January 09, 2005|By Stephen G. Henderson | By Stephen G. Henderson,SPECIAL TO THE SUN
What's the funniest thing that happened in school today?"
My father considered this a foolproof conversational gambit and would spring it on my siblings and me every evening during dinner. It wasn't a rhetorical question, either. He expected all five of us to amuse my mother and him with a story and no mumbling, not to mention self-pity, was allowed.
FOR THE RECORD - A Jan. 9 Home & Family article about families dining together misstated a 1998 survey result by the National Center on Addiction and Substance Abuse at Columbia University. The survey found that 47 percent of American teenagers ate an evening meal with their family at least five nights a week.
The Sun regrets the errors.
"Enunciate from the gut!" he'd command, if we didn't speak up with sufficient gusto.
I thought about Dad, dining and declaiming, while reading a recent survey by The National Center on Addiction and Substance Abuse (CASA) at Columbia University titled "The Importance of Family Dinners." This report shows not only that the family meal is gaining in popularity -- in 2003, 61 percent of American teenagers ate an evening meal with their family at least five nights a week, as opposed to 57 percent in a 1998 CASA survey -- but that there is a strong correlation between frequent family dinners and reduced risk that a teen will smoke, drink or use illegal drugs.
What's more, CASA reports that children who eat regularly with their families are less likely to have sex at young ages, get into physical fights, be suspended from school, or have thoughts of suicide. These behavioral patterns hold true regardless of the child's gender, or the family's socioeconomic level.
For many families, eating together has gone by the wayside due to the pressures of both parents working and the scheduling complexities posed by children's sports, lessons and other after-school activities. Others, though, struggle to bring their brood together. For them, the family meal is not merely a tradition, but a vital means of improving their children's chances in life.

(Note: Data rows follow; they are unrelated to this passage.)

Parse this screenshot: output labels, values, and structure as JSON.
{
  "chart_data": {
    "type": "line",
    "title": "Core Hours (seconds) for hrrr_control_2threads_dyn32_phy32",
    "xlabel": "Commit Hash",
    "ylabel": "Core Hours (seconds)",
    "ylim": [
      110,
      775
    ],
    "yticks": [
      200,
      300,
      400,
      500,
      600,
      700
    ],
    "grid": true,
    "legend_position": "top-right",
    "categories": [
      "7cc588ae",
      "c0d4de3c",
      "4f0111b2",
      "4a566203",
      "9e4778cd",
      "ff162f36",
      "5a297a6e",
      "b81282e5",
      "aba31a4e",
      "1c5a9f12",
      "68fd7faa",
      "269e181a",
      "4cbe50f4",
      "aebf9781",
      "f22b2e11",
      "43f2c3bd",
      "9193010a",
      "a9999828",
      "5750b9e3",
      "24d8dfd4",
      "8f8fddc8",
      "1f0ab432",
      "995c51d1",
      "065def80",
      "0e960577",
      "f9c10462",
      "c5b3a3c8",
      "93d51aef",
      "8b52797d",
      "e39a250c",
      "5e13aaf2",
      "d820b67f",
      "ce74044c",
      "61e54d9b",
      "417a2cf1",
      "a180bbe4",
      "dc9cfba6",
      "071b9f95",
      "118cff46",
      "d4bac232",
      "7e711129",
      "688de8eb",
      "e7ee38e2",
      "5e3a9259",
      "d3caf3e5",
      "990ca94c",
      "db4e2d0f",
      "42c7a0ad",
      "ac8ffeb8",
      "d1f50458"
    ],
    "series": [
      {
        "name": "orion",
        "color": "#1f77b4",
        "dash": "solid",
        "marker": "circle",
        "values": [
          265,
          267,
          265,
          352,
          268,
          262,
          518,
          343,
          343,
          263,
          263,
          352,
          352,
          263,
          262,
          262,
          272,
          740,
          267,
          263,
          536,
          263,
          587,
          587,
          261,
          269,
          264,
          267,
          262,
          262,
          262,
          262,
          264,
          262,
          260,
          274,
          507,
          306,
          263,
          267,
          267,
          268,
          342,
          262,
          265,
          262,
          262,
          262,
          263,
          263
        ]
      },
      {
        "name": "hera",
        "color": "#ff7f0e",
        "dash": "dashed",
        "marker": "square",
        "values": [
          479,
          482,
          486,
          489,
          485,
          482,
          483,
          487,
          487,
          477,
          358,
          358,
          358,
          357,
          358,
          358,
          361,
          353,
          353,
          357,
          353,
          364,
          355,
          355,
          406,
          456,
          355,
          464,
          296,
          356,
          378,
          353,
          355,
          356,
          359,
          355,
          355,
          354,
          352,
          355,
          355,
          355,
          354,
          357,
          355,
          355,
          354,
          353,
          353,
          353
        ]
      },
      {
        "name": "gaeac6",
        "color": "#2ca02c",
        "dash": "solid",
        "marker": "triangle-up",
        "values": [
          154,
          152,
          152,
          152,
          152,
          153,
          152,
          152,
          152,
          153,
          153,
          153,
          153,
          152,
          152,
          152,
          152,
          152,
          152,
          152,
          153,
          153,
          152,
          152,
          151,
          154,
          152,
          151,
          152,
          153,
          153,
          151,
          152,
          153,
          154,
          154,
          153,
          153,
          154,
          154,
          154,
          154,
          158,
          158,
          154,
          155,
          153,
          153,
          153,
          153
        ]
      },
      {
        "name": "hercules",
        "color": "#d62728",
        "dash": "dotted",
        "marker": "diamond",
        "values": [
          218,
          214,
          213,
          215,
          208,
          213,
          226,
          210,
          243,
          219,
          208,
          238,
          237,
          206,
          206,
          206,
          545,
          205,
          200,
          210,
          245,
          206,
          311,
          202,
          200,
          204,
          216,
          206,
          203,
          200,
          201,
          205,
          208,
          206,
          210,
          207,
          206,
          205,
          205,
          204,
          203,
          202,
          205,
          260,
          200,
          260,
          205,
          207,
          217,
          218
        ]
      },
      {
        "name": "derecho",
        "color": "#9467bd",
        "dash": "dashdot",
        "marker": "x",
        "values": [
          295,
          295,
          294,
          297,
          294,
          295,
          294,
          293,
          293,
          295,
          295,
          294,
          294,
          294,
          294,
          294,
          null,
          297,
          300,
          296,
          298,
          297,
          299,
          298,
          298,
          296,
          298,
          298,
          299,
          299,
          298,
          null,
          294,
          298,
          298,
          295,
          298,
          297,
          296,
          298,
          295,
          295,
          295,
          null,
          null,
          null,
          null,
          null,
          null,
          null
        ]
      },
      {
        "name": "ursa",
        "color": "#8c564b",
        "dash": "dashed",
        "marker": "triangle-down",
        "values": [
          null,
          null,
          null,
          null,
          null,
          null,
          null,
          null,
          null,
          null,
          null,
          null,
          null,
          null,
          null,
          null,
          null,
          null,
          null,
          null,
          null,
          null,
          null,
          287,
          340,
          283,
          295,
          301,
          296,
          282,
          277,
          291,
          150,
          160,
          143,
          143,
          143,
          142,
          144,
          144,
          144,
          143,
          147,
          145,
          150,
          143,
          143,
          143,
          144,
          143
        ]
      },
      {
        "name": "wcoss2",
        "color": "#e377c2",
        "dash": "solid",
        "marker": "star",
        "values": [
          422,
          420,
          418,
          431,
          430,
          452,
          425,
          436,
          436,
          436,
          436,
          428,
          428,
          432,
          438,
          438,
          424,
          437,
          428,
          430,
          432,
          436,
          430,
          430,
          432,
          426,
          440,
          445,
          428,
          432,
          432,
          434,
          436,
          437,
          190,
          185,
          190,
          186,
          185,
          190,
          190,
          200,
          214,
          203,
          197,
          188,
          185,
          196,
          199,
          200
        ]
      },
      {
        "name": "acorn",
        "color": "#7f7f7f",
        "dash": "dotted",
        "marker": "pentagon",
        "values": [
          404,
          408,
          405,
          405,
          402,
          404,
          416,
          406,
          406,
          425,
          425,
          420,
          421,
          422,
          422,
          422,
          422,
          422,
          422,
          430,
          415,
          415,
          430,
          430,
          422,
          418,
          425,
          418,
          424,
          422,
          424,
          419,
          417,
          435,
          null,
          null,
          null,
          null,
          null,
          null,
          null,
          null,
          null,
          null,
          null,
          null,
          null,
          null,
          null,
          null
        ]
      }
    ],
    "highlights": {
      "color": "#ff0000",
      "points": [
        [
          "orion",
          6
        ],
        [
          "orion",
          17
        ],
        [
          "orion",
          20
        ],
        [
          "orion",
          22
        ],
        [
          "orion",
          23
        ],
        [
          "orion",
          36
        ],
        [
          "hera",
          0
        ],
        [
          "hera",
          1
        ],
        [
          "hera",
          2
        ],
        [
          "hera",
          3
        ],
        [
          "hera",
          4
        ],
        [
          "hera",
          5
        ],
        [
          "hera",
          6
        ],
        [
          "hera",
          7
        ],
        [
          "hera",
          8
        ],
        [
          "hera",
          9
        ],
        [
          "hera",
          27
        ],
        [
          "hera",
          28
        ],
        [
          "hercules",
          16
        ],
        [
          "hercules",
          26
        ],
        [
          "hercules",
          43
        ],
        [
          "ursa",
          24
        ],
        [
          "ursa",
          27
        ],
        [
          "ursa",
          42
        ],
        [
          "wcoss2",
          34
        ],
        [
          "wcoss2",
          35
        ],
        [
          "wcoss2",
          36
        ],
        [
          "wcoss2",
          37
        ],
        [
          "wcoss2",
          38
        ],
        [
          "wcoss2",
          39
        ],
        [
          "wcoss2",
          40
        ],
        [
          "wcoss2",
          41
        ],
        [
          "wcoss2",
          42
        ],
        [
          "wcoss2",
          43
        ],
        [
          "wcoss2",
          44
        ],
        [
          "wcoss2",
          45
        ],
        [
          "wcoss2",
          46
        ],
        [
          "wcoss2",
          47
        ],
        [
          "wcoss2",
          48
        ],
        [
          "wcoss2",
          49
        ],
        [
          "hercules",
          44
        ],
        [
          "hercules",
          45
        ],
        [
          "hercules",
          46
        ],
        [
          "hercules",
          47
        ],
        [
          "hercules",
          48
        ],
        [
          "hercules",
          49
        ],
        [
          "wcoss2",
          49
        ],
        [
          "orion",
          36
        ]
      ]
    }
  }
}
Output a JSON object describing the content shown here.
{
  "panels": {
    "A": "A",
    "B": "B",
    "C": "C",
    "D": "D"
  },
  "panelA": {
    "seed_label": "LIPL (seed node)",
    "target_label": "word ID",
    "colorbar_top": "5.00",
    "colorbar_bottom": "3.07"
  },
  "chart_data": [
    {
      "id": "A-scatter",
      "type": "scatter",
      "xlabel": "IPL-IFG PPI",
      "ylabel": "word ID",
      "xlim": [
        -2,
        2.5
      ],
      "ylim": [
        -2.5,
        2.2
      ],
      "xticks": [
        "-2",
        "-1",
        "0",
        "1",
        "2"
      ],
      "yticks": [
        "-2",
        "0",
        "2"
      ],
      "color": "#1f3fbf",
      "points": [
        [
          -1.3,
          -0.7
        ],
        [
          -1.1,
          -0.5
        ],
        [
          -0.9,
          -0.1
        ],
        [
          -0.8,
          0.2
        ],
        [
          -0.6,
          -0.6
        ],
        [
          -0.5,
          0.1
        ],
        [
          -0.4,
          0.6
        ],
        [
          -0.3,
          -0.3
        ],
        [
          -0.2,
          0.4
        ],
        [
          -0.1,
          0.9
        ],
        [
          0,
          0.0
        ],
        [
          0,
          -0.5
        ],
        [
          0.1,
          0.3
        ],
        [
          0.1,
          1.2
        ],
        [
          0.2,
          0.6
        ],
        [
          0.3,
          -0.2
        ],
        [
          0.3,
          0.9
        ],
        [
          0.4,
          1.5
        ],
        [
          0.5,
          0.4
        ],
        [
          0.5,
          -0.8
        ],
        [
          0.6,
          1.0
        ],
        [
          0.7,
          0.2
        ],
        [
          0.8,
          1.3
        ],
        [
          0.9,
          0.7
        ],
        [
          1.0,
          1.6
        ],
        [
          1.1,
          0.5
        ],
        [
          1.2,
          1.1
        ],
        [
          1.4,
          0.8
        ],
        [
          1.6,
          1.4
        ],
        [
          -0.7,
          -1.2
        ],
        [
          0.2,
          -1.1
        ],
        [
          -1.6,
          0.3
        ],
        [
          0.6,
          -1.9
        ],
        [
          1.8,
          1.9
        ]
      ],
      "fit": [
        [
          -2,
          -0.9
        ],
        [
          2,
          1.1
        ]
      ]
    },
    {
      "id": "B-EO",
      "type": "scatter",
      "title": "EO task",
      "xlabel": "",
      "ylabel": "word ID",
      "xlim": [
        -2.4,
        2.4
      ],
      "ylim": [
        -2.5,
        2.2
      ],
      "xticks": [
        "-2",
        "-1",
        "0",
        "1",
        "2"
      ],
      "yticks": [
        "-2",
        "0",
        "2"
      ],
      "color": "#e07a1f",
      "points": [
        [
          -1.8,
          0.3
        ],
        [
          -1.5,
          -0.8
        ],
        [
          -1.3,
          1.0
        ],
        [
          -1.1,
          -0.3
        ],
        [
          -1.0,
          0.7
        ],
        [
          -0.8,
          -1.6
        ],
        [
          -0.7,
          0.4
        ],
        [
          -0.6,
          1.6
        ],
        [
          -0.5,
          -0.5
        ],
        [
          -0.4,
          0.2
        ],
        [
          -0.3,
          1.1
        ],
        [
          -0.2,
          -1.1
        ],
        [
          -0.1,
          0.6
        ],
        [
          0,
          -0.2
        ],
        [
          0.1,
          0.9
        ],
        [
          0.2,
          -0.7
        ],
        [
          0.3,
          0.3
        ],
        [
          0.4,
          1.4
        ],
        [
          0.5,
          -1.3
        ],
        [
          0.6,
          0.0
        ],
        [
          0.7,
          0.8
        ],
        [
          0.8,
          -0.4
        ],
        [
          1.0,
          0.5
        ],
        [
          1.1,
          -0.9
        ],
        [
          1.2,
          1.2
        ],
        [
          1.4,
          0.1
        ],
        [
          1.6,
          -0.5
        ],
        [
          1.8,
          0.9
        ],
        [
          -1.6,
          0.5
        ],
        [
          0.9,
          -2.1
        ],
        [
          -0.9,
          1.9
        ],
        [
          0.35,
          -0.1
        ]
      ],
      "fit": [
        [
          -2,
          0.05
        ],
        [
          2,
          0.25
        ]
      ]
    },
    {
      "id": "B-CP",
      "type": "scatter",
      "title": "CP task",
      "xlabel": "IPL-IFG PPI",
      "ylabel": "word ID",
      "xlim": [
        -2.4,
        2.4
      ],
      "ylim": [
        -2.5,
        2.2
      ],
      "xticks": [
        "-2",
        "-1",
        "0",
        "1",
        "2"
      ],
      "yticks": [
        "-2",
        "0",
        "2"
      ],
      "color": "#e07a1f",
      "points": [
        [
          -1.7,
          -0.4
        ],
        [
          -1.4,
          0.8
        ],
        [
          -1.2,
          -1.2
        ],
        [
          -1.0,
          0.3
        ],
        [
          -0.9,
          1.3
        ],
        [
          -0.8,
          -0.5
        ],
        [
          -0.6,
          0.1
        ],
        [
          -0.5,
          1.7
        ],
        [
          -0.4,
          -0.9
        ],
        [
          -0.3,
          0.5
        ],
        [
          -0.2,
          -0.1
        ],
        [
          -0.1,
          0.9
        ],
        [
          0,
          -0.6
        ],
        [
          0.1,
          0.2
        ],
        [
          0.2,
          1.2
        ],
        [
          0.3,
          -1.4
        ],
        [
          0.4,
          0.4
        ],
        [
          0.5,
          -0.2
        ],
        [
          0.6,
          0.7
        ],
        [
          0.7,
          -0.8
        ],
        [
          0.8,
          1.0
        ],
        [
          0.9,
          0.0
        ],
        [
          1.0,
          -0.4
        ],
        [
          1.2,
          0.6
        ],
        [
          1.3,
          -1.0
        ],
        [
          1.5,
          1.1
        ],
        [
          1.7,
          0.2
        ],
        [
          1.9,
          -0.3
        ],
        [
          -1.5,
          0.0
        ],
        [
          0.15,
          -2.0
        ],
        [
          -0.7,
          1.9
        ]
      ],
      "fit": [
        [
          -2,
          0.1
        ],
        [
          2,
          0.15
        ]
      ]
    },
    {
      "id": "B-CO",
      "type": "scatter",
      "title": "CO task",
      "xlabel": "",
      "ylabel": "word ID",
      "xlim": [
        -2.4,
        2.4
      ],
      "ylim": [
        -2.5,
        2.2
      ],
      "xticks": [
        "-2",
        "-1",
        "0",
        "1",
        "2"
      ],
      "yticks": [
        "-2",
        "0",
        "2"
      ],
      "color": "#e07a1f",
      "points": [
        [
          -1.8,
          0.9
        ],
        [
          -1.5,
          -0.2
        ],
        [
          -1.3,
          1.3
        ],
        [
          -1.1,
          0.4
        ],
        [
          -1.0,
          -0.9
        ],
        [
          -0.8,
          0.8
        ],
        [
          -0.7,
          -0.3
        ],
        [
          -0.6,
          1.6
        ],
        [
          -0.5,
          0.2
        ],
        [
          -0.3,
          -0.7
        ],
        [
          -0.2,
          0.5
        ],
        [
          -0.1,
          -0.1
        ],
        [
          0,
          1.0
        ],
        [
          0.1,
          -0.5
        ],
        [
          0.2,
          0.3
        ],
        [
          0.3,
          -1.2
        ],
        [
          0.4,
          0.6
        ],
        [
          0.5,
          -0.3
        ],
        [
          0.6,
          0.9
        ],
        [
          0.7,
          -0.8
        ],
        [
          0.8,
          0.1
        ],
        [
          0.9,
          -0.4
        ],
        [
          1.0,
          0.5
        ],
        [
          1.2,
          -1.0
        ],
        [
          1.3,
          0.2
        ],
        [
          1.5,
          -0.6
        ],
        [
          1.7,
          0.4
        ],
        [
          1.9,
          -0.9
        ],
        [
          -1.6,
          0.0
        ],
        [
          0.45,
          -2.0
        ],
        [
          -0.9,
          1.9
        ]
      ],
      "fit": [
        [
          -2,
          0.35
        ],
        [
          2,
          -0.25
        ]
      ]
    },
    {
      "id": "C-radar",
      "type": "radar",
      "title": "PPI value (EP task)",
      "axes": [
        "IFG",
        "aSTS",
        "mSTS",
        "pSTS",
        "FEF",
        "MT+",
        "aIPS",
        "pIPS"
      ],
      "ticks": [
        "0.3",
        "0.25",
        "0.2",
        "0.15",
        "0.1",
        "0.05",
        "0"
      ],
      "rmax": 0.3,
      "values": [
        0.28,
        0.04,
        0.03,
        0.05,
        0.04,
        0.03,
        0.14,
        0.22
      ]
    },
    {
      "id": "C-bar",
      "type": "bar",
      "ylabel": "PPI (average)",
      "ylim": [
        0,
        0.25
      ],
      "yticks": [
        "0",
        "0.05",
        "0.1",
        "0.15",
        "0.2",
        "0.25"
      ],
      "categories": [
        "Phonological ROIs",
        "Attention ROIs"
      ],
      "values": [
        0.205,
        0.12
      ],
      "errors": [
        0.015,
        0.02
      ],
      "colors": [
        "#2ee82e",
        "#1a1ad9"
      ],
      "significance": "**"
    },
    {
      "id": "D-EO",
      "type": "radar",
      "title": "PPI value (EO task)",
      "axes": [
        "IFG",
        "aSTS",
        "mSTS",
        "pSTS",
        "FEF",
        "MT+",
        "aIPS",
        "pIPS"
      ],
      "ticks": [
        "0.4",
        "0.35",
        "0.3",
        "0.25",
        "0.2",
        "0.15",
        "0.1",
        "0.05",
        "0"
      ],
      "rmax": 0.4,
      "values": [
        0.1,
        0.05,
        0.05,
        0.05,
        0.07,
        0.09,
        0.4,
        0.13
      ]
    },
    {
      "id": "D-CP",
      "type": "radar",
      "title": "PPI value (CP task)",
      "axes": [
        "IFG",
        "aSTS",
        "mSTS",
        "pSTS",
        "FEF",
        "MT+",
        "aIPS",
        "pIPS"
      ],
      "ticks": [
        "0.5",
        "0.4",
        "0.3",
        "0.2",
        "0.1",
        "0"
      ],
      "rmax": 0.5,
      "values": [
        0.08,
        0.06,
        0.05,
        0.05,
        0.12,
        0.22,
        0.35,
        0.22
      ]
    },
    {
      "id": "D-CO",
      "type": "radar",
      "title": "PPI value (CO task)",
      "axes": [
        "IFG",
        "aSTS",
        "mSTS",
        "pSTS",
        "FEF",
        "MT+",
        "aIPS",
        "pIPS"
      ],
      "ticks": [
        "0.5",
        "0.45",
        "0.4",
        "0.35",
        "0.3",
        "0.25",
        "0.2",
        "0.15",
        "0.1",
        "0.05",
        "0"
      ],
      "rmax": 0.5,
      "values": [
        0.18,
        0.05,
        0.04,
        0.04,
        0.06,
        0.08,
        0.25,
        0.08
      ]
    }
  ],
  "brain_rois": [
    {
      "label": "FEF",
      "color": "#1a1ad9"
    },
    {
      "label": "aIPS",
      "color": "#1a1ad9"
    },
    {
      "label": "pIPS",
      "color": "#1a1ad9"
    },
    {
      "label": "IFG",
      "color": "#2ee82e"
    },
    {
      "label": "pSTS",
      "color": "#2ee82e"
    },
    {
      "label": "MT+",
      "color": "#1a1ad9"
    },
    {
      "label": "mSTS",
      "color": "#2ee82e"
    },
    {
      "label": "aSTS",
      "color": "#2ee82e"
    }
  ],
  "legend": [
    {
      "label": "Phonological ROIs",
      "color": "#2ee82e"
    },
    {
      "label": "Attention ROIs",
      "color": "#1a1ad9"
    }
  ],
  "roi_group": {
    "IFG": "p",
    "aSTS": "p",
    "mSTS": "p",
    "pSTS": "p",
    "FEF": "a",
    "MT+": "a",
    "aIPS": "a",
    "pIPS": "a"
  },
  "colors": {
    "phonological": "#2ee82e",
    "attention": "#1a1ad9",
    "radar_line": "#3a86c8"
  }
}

Michael Bloomberg, the mayor of New York City (and former chairman of the Johns Hopkins University Board of Trustees), has publicly credited his success -- both in business and politics -- to his strong-willed mother, who insisted that her family gather for dinner every evening. And even though Dr. Benjamin Carson, the director of pediatric neurosurgery at Johns Hopkins Hospital, often works till 8 or 9 at night, his family waits to eat until he arrives home.
Then there's Joyce McCormick, a homemaker in Ruxton. "Everyone is much busier than they used to be, everyone's going in different directions," she said. "But I read that one of the characteristics common to all Merit scholars is that they sat down to eat with their family. So, sometimes my schedule gets thrown off because I'm picking the kids up somewhere, and not in the kitchen cooking, but I'd rather eat at 8:30 than not eat together."
McCormick, who has two sons, Hugh, 15, and John, 13, goes on to say, "Any opportunity to spend time and enjoy each other is really well worth it. I feel my kids are growing up so fast, they will be gone in a minute."
Jo Alexander, who is head of corporate communications for Eddie's of Roland Park, agrees. She and her husband, Bob, are raising their 15-year-old granddaughter, Elizabeth, in what Alexander terms a blended family. The three of them not only gather to eat, but they work together in preparing the food, setting the table and cleaning up afterward.
"This is a time when everything stops. My granddaughter waits until the last bite of her meal, then she tells us about every one of her seven classes and what happened during lunch," she said. "If we didn't eat together, we'd never hear this information."
Families, of course, spend time together in many ways: playing sports, driving in the car, watching movies and television. But these activities, experts agree, are qualitatively different in that they are fraught with distractions. Simply being together in the same house, too, does not necessarily mean that anyone is communicating. Some studies show that many parents and children spend as little as 15 minutes a day actually talking with each other.
But everyone has to eat, said Dr. Rela Mintz Geffen, president of the Baltimore Hebrew University, who is also a sociologist who's spent time studying the phenomenon of the family meal. "If you can get everyone around the table, it's a natural for face-to-face conversation. Dinner is the family forum. You can talk about the day, about something that upset you, or you can ask for help. Your family is a group that loves you no matter what. We all need a shot of that in our impersonal society."
While any shared meal can be an opportunity for communication, dinner usually works best, believes Diane Macklin, a marketing executive in Pikesville who is mother of 13-year-old Jessica and 10-year-old Joshua. "In the morning, we are just rushing around getting ready for school, so breakfast doesn't work. Lunch is out for obvious reasons. But dinner is a more easygoing atmosphere. When you finally sit down, stuff just comes out. My kids will tell me something funny that happened in their day. I know people that let their kids fend for themselves. But I make it a priority to eat with them."